Kigali Genocide Memorial
In the afternoon, we went to the Kigali Genocide Memorial at Gisozi. The largest memorial site in the country. The mass graves on these grounds hold approximately 250,000 victims from the Kigali region alone. A quarter of a million people, from one region, buried in one place. The number resists comprehension no matter how many times you say it.
The memorial grounds include a series of symbolic gardens, each representing a period in Rwanda's history. One for the pre-colonial era, when Hutu, Tutsi, and Twa lived together. One for the colonial period, when Belgian administrators deepened and systematized ethnic divisions that previously had been more fluid. One for the post-genocide period and the work of reconstruction. The gardens are quiet and well-maintained. They frame the context before you reach the graves.
Along one wall, the names of victims are inscribed. Row after row. You can stand at that wall and read for a long time without reaching the end. Stained glass panels nearby depict scenes from the genocide — the execution is precise and the subject matter does not turn away from itself.
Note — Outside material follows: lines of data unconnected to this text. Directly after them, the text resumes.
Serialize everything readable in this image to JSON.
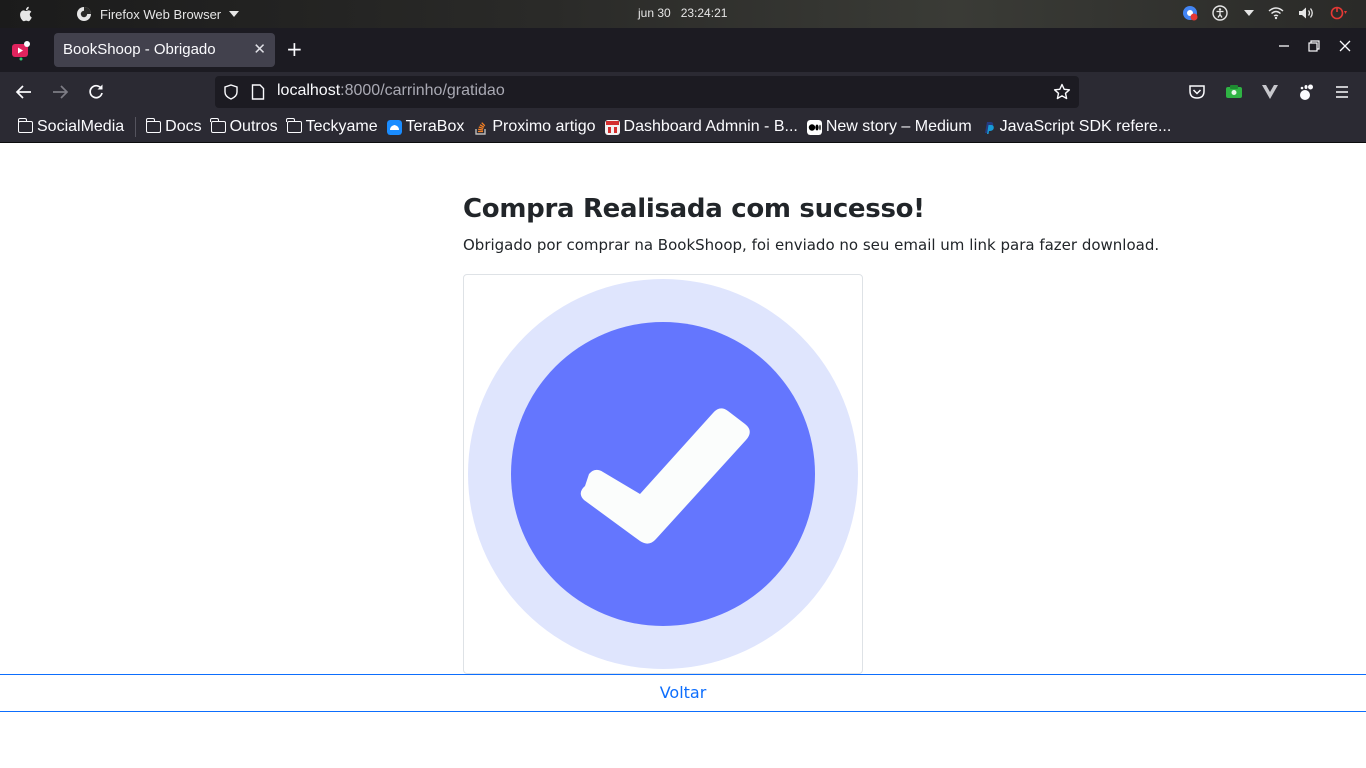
{
  "os": {
    "app_name": "Firefox Web Browser",
    "date": "jun 30",
    "time": "23:24:21"
  },
  "browser": {
    "tab_title": "BookShoop - Obrigado",
    "url_host": "localhost",
    "url_rest": ":8000/carrinho/gratidao"
  },
  "bookmarks": [
    {
      "label": "SocialMedia",
      "icon": "folder-icon"
    },
    {
      "label": "Docs",
      "icon": "folder-icon"
    },
    {
      "label": "Outros",
      "icon": "folder-icon"
    },
    {
      "label": "Teckyame",
      "icon": "folder-icon"
    },
    {
      "label": "TeraBox",
      "icon": "terabox-icon"
    },
    {
      "label": "Proximo artigo",
      "icon": "stackoverflow-icon"
    },
    {
      "label": "Dashboard Admnin - B...",
      "icon": "dashboard-icon"
    },
    {
      "label": "New story – Medium",
      "icon": "medium-icon"
    },
    {
      "label": "JavaScript SDK refere...",
      "icon": "paypal-icon"
    }
  ],
  "page": {
    "heading": "Compra Realisada com sucesso!",
    "message": "Obrigado por comprar na BookShoop, foi enviado no seu email um link para fazer download.",
    "back_link": "Voltar"
  },
  "colors": {
    "accent": "#0d6efd",
    "check_circle": "#6476fe",
    "check_halo": "#dfe5fd"
  }
}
The museum section walks through the history that led to 1994, the hundred days, and the aftermath. Comprehensive and unflinching. I have been studying this subject in academic settings for two years. Standing in the place where it happened, reading survivor testimonies on the walls, looking at photographs of the victims as they were before — that is a different thing entirely. The academic framework holds, but the distance it provides does not.
Some days don't resolve into anything tidy. You just carry what you saw.